Please note: Any medical or genetic information present in this entry is not intended as a diagnosis of your problem, but rather is provided as a helpful guide for research, educational and informational purposes only. It is not in any way intended to be used as a substitute for professional medical advice, diagnosis, treatment or care. Information is not necessarily complete. Please see your doctor for diagnosis and treatment.

Please note: DNAtraffic database is the project under construction and information on this page is not finished yet.

Aciclovir


ACCESSION NB: DB00787 (APRD00567, EXPT00406)


TYPE: small molecule


GROUP: approved


DESCRIPTION:
A guanosine analog that acts as an antimetabolite. Viruses are especially susceptible. Used especially against herpes. [PubChem]
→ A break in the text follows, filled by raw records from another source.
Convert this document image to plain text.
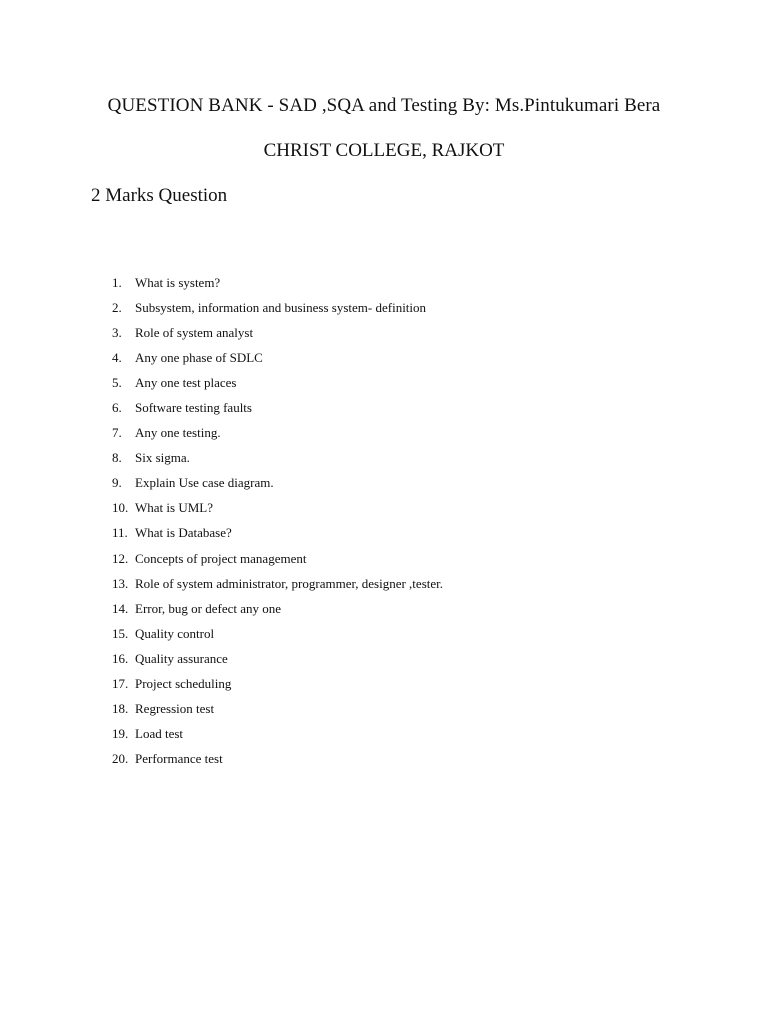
QUESTION BANK - SAD ,SQA and Testing By: Ms.Pintukumari Bera
CHRIST COLLEGE, RAJKOT
2 Marks Question
1.	What is system?
2.	Subsystem, information and business system- definition
3.	Role of system analyst
4.	Any one phase of SDLC
5.	Any one test places
6.	Software testing faults
7.	Any one testing.
8.	Six sigma.
9.	Explain Use case diagram.
10. What is UML?
11. What is Database?
12. Concepts of project management
13. Role of system administrator, programmer, designer ,tester.
14. Error, bug or defect any one
15. Quality control
16. Quality assurance
17. Project scheduling
18. Regression test
19. Load test
20. Performance test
VOLUME OF DISTRIBUTION: Not Available

CATEGORIES:
Antiviral Agents Nucleosides and Nucleotides

ABSORPTION: Oral: bioavailability 10 to 20%

INDICATION:
For the treatment and management of herpes zoster (shingles), genital herpes, and chickenpox

PHARMACODYNAMICS:
Aciclovir (INN) or acyclovir (USAN, former BAN) is a synthetic deoxyguanosine analog and it is the prototype antiviral agent that is activated by viral thymidine kinase. The selective activity of aciclovir is due to its affinity for the thymidine kinase enzyme encoded by HSV and VZV.

MECHANISM OF ACTION:
Viral (HSV-1, HSV-2 and VZV) thymidine kinase converts aciclovir to the aciclovir monophosphate, which is then converted to the diphosphate by cellular guanylate kinase, and finally to the triphosphate by phosphoglycerate kinase, phosphoenolpyruvate carboxykinase, and pyruvate kinase. Aciclovir triphosphate competitively inhibits viral DNA polymerase and competes with the natural deoxyguanosine triphosphate, for incorporation into viral DNA. Once incorporated, aciclovir triphosphate inhibits DNA synthesis by acting as a chain terminator.

PROTEIN BINDING:
9%-33%

METABOLISM:
Hepatic, the only major urinary metabolite that has been detected is 9-carboxymethoxymethylguanine.

TOXICITY:
Aciclovir may cause nephrotoxicity (crystallization of aciclovir within renal tubules, elevation of serum creatinine, transient), and neurotoxicity (coma, hallucinations, lethargy, seizures, tremors). Nephrotoxicity and neurotoxicity usually resolve after cessation of aciclovir therapy. However, there is no well-defined relationship between aciclovir concentrations in the blood and these adverse effects.